As simple in theory as it sounds I\'ve done a fair amount of research and am having trouble figuring this out.
How can I check if a MySQL table exists and if it does
<?php
$connection = mysqli_connect("localhost","root","","php_sample_login_register");
if ($connection){
echo "DB is Connected <br>";
$sql = "CREATE TABLE user(
id INT(6) UNSIGNED AUTO_INCREMENT PRIMARY KEY,
name VARCHAR(255)NOT NULL,
email VARCHAR(255)NOT NULL,
password VARCHAR(255) NOT NULL
);";
if(mysqli_query($connection,$sql)) {
echo "Created user table";
} else{
echo "User table already exists";
}
} else {
echo "error : DB isnot connected";
} ?>
DO NOT USE MYSQL ANY MORE. If you must use mysqli but PDO is best:
$pdo = new PDO($dsn, $username, $pdo); // proper PDO init string here
if ($pdo->query("SELECT table_name FROM INFORMATION_SCHEMA.TABLES WHERE table_schema = 'db_name'")->fetch()) // table exists.
You can use many different queries to check if a table exists. Below is a comparison between several:
mysql_query('select 1 from `table_name` group by 1'); or
mysql_query('select count(*) from `table_name`');
mysql_query("DESCRIBE `table_name`");
70000 rows: 24ms
1000000 rows: 24ms
5000000 rows: 24ms
mysql_query('select 1 from `table_name`');
70000 rows: 19ms
1000000 rows: 23ms
5000000 rows: 29ms
mysql_query('select 1 from `table_name` group by 1'); or
mysql_query('select count(*) from `table_name`');
70000 rows: 18ms
1000000 rows: 18ms
5000000 rows: 18ms
These benchmarks are only averages:
Even faster than a bad query:
SELECT count((1)) as `ct` FROM INFORMATION_SCHEMA.TABLES where table_schema ='yourdatabasename' and table_name='yourtablename';
This way you can just retrieve one field and one value. .016 seconds for my slower system.
SHOW TABLES LIKE 'TableName'
If you have ANY results, the table exists.
To use this approach in PDO:
$pdo = new \PDO(/*...*/);
$result = $pdo->query("SHOW TABLES LIKE 'tableName'");
$tableExists = $result !== false && $result->rowCount() > 0;
To use this approach with DEPRECATED mysql_query
$result = mysql_query("SHOW TABLES LIKE 'tableName'");
$tableExists = mysql_num_rows($result) > 0;
// Select 1 from table_name will return false if the table does not exist.
$val = mysql_query('select 1 from `table_name` LIMIT 1');
if($val !== FALSE)
{
//DO SOMETHING! IT EXISTS!
}
else
{
//I can't find it...
}
Admittedly, it is more Pythonic than of the PHP idiom, but on the other hand, you don't have to worry about dealing with a copious amount of extra data.

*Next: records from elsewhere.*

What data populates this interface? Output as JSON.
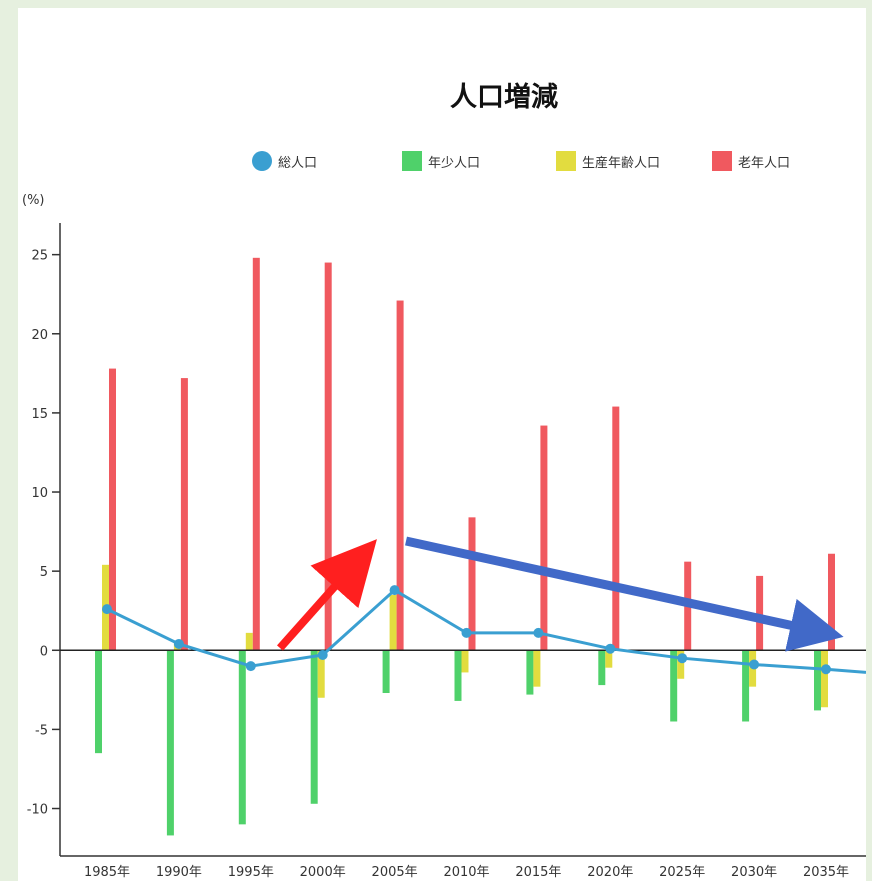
{
  "chart_data": {
    "type": "bar",
    "title": "人口増減",
    "ylabel": "(%)",
    "xlabel": "",
    "ylim": [
      -13,
      27
    ],
    "yticks": [
      25,
      20,
      15,
      10,
      5,
      0,
      -5,
      -10
    ],
    "categories": [
      "1985年",
      "1990年",
      "1995年",
      "2000年",
      "2005年",
      "2010年",
      "2015年",
      "2020年",
      "2025年",
      "2030年",
      "2035年"
    ],
    "legend_position": "top",
    "grid": false,
    "series": [
      {
        "name": "総人口",
        "kind": "line",
        "color": "#3a9fd1",
        "values": [
          2.6,
          0.4,
          -1.0,
          -0.3,
          3.8,
          1.1,
          1.1,
          0.1,
          -0.5,
          -0.9,
          -1.2
        ],
        "extension_value": -1.4
      },
      {
        "name": "年少人口",
        "kind": "bar",
        "color": "#4fd16a",
        "values": [
          -6.5,
          -11.7,
          -11.0,
          -9.7,
          -2.7,
          -3.2,
          -2.8,
          -2.2,
          -4.5,
          -4.5,
          -3.8
        ]
      },
      {
        "name": "生産年齢人口",
        "kind": "bar",
        "color": "#e2dc3f",
        "values": [
          5.4,
          0.5,
          1.1,
          -3.0,
          3.5,
          -1.4,
          -2.3,
          -1.1,
          -1.8,
          -2.3,
          -3.6
        ]
      },
      {
        "name": "老年人口",
        "kind": "bar",
        "color": "#f0595f",
        "values": [
          17.8,
          17.2,
          24.8,
          24.5,
          22.1,
          8.4,
          14.2,
          15.4,
          5.6,
          4.7,
          6.1
        ]
      }
    ],
    "annotations": [
      {
        "kind": "arrow",
        "color": "#ff1f1f",
        "meaning": "increase"
      },
      {
        "kind": "arrow",
        "color": "#4169c8",
        "meaning": "decline"
      }
    ]
  }
}
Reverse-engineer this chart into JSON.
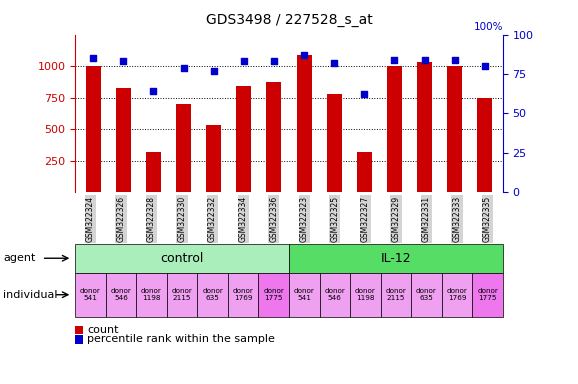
{
  "title": "GDS3498 / 227528_s_at",
  "samples": [
    "GSM322324",
    "GSM322326",
    "GSM322328",
    "GSM322330",
    "GSM322332",
    "GSM322334",
    "GSM322336",
    "GSM322323",
    "GSM322325",
    "GSM322327",
    "GSM322329",
    "GSM322331",
    "GSM322333",
    "GSM322335"
  ],
  "counts": [
    1000,
    825,
    320,
    700,
    535,
    840,
    870,
    1090,
    780,
    320,
    1000,
    1030,
    1000,
    750
  ],
  "percentile_ranks": [
    85,
    83,
    64,
    79,
    77,
    83,
    83,
    87,
    82,
    62,
    84,
    84,
    84,
    80
  ],
  "ylim_left": [
    0,
    1250
  ],
  "ylim_right": [
    0,
    100
  ],
  "yticks_left": [
    250,
    500,
    750,
    1000
  ],
  "yticks_right": [
    0,
    25,
    50,
    75,
    100
  ],
  "bar_color": "#cc0000",
  "dot_color": "#0000cc",
  "agent_control_color": "#aaeebb",
  "agent_il12_color": "#55dd66",
  "individual_control_colors": [
    "#f0a0f0",
    "#f0a0f0",
    "#f0a0f0",
    "#f0a0f0",
    "#f0a0f0",
    "#f0a0f0",
    "#ee77ee"
  ],
  "individual_il12_colors": [
    "#f0a0f0",
    "#f0a0f0",
    "#f0a0f0",
    "#f0a0f0",
    "#f0a0f0",
    "#f0a0f0",
    "#ee77ee"
  ],
  "donors": [
    "donor\n541",
    "donor\n546",
    "donor\n1198",
    "donor\n2115",
    "donor\n635",
    "donor\n1769",
    "donor\n1775"
  ],
  "legend_count": "count",
  "legend_percentile": "percentile rank within the sample",
  "left_axis_color": "#cc0000",
  "right_axis_color": "#0000cc",
  "tick_bg_color": "#d4d4d4"
}
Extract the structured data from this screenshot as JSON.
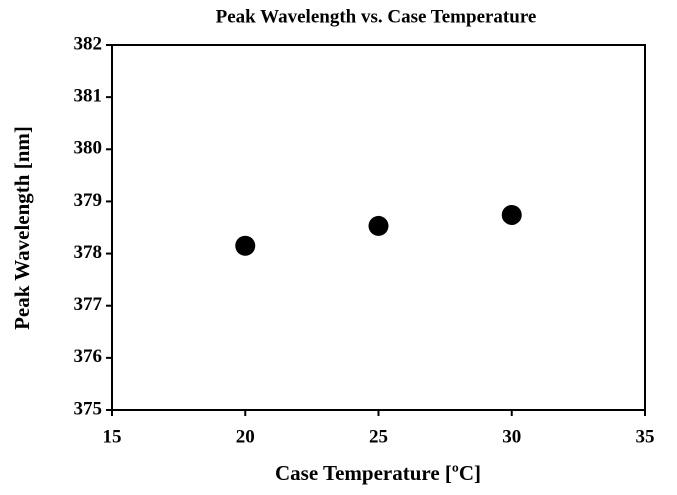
{
  "chart_data": {
    "type": "scatter",
    "title": "Peak Wavelength vs. Case Temperature",
    "x_label": "Case Temperature [ºC]",
    "y_label": "Peak Wavelength [nm]",
    "series": [
      {
        "x": [
          20,
          25,
          30
        ],
        "values": [
          378.15,
          378.53,
          378.74
        ],
        "color": "#000000"
      }
    ],
    "xlim": [
      15,
      35
    ],
    "xticks": [
      15,
      20,
      25,
      30,
      35
    ],
    "ylim": [
      375,
      382
    ],
    "yticks": [
      375,
      376,
      377,
      378,
      379,
      380,
      381,
      382
    ]
  }
}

So, this answer has been marked down at least twice as of the time I am writing this message. Assuming that I had made some gargantuan error, I went and I ran some benchmarks, and this is what I found that my solution is over 10% faster than the nearest alternative when the table does not exist, and it over 25% faster when the table does exist:
:::::::::::::::::::::::::BEGINNING NON-EXISTING TABLE::::::::::::::::::::::::::::::
23.35501408577 for bad select
25.408507823944 for select from schema num rows -- calls mysql_num_rows on select... from information_schema.
25.336688995361 for select from schema fetch row -- calls mysql_fetch_row on select... from information_schema result
50.669058799744 for SHOW TABLES FROM test
:::::::::::::::::::::::::BEGINNING EXISTING TABLE::::::::::::::::::::::::::::::
15.293519973755 for good select
20.784908056259 for select from schema num rows
21.038464069366 for select from schema fetch row
50.400309085846 for SHOW TABLES FROM test
I tried running this against DESC, but I had a timeout after 276 seconds (24 seconds for my answer, 276 to fail to complete the description of a non existing table).
For good measure, I am benchmarking against a schema with only four tables in it and this is an almost fresh MySQL install (this is the only database so far). To see the export, look here.
This particular solution is also more database independent as the same query will work in PgSQL and Oracle.
mysql_query()
returns FALSE for errors that aren't "this table doesn't exist".
If you need to guarantee that the table doesn't exist, use mysql_errno()
to get the error code and compare it to the relevant MySQL errors.